Jake: You’ve been a feature of Manchester’s Alternative Comedy Circuit – tell us about how it feels to be bringing the show to the Fringe.
Bishops: Manchester’s got such a vibrant comedy scene and it’s actually wicked to see so many people from the circuit bringing shows to Edinburgh this year like Dan Tiernan, Tom Lawrinson, Annabelle Devey to name a few. And everyone is very supportive in Manchester, I don’t think you get that same level of community in other cities’ comedy scenes. As Bishops, we run a sketch night called “Etch a Sketch” which champions new sketch acts and alternative comedy because most of the clubs in Manchester still just do stand up.
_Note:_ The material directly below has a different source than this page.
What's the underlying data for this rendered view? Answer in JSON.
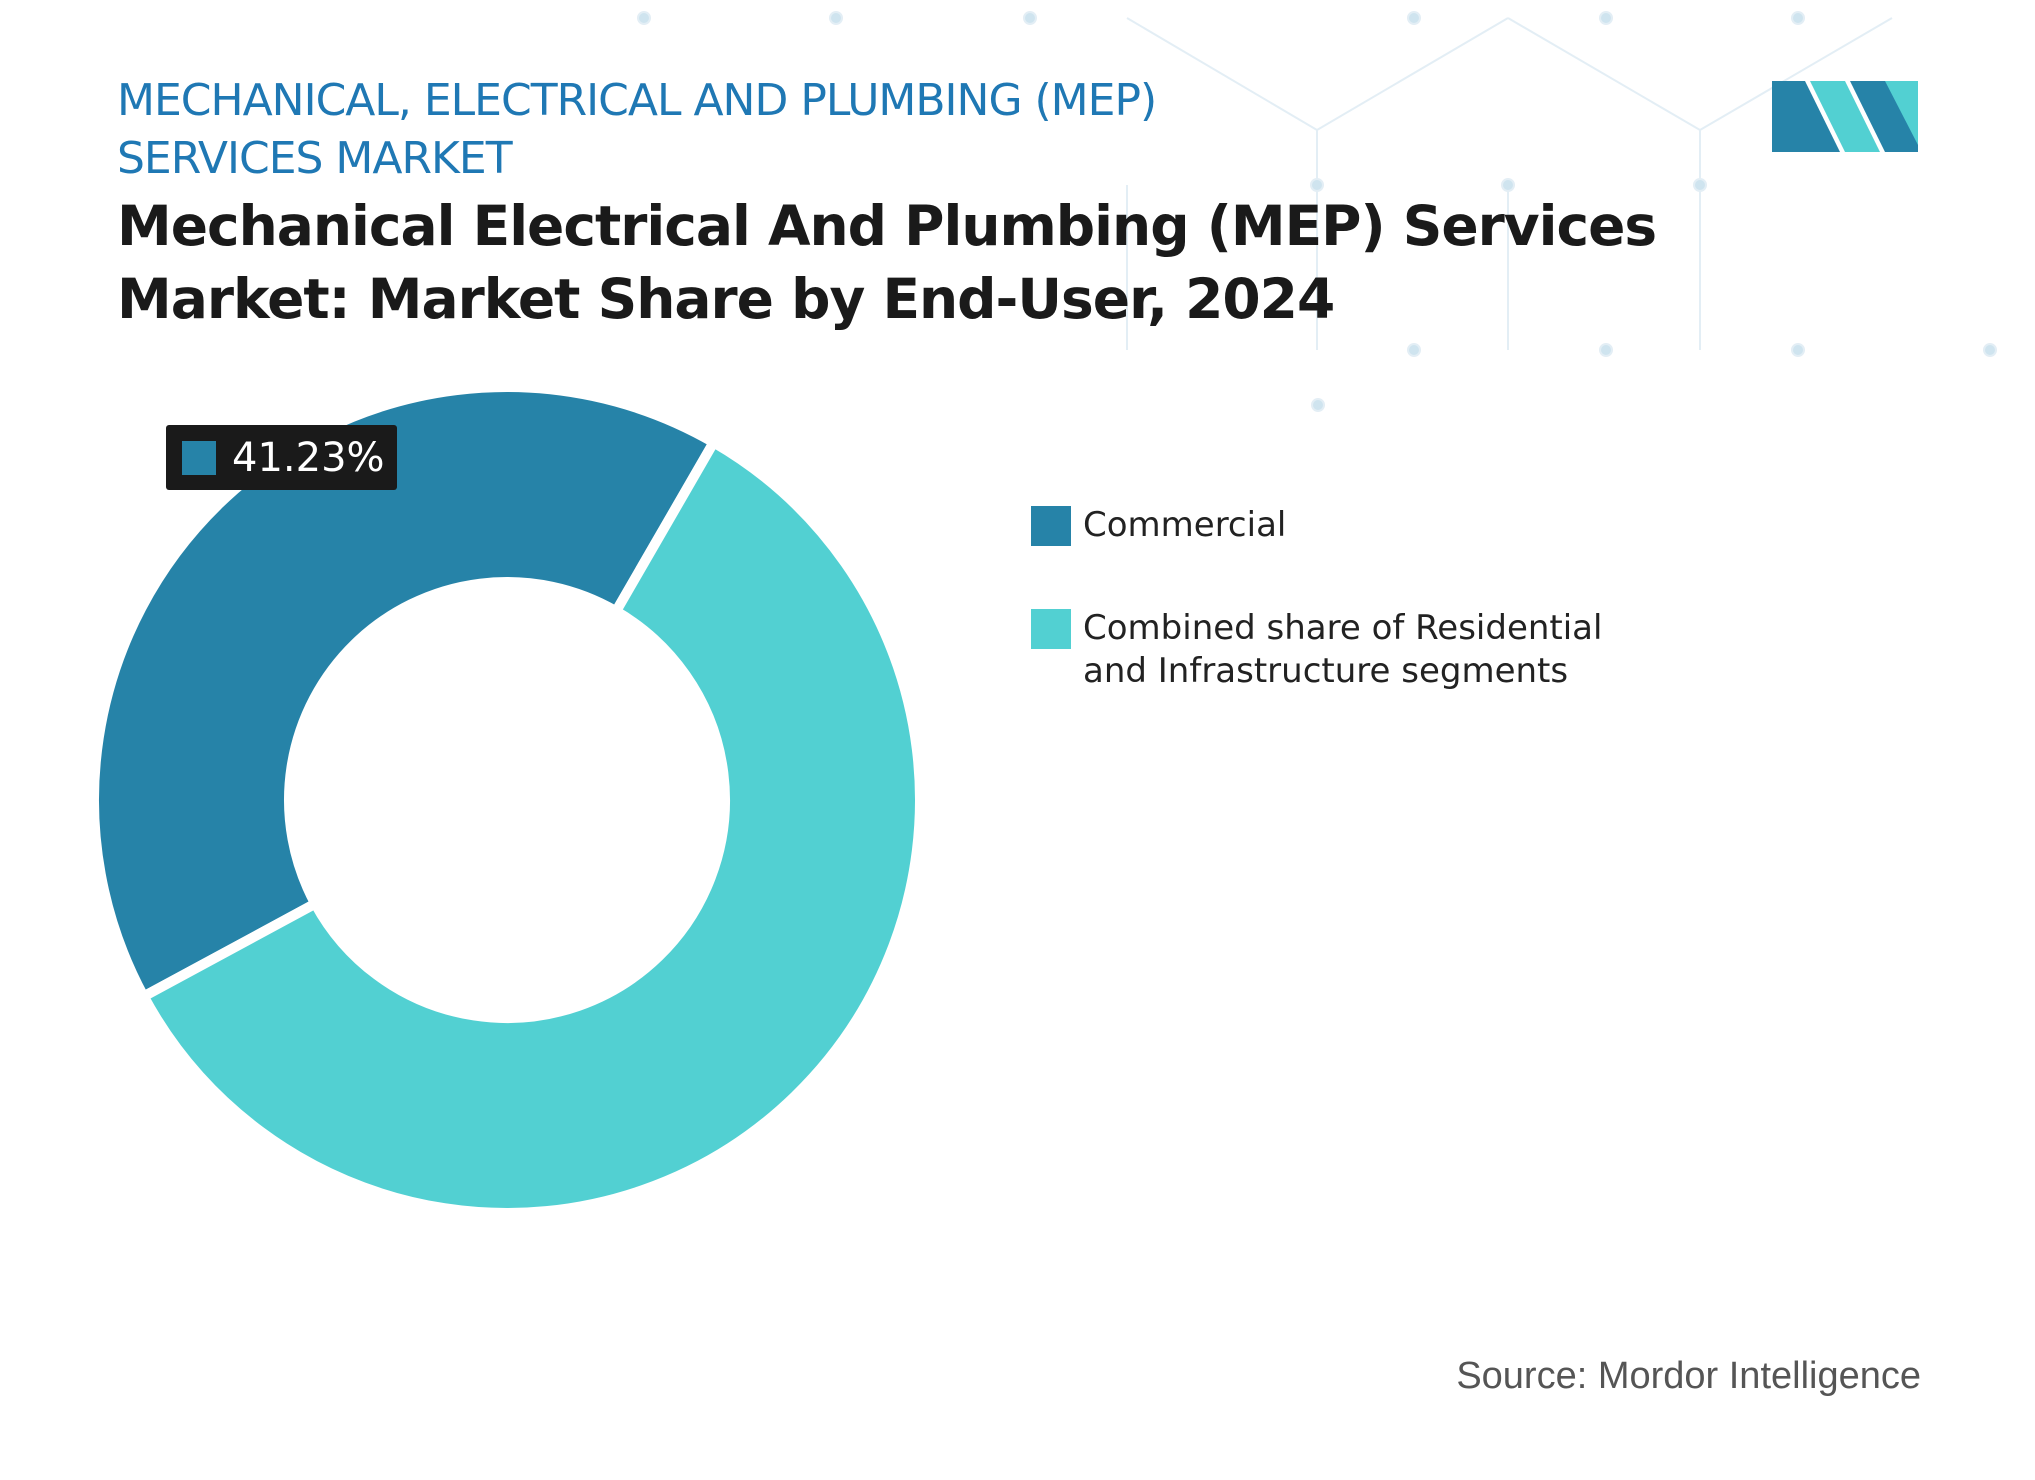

Thankfully though there’s now a proper scene emerging with some great sketch comedians that we’re sure will be up at Fringe in coming years.
We’ve been pretty lucky to get gigs at the comedy clubs, and a big shout out to Creatures Comedy Club for taking a chance on us and putting us on their stand up bill. It is always funny though how quickly an audience can shift when they’re told the next comic is a sketch act. But being able to go up on stage to a room full of people who already hate you, just because there’s now two people with a mic instead of one, then being able to get them on side and laughing, honestly makes you feel like you have a superpower… a crap superpower, but still. I think we’re really looking forward to how much variety in the comedy there is in Edinburgh, and to not be the only people doing sketch comedy in a room full of stand ups for a change.
Jake: Tell us about your relationship with Edinburgh and the Fringe – have you been before and how are you feeling about it all now we are so close?
Bishops: So we’ve been lucky enough to go to the Edinburgh Fringe a few times when we were students with The Manchester Revue, and we co-wrote and starred in their 2021 sold out show. Which is what gave us the ludicrous idea of turning sketch comedy into a career and going solo(ish) after graduation and forming Bishops. We were like Robbie Williams leaving Take That, but in this instance there’s also another Robbie. Two Robbie’s. Robbie squared. (PS- that analogy also works with Beyonce).
But basically Edinburgh Fringe is the greatest place on earth for aspiring comedians, and the reception to our previous sold out show gave us the confidence to take the next step. We’ve performed Bishops at other Fringe’s and they are all great, but compared to Edinburgh Fringe, there’s no comparison. It’s like comparing an apple to, well, the Edinburgh Fringe. There’s no comparison. And if you haven’t gathered from that odd rant about Robbie Williams, we’re a little overstimulated as we get into the final week before the festival starts, but at this point we’ve performed and refined Bishops so much this year that we’re just raring to go!
Jake: Given the themes of Binge Fringe, if your show was a beverage of any kind (alcoholic, non-alcoholic – be as creative as you like!), what would it be and why?
Bishops: I’m really fighting the urge to say Communion wine…
Carlsberg Special Brew. Misunderstood by society but actually rather complex and challenging. Also puts you in a buzzing mood and weirdly your mum likes it far more than she should.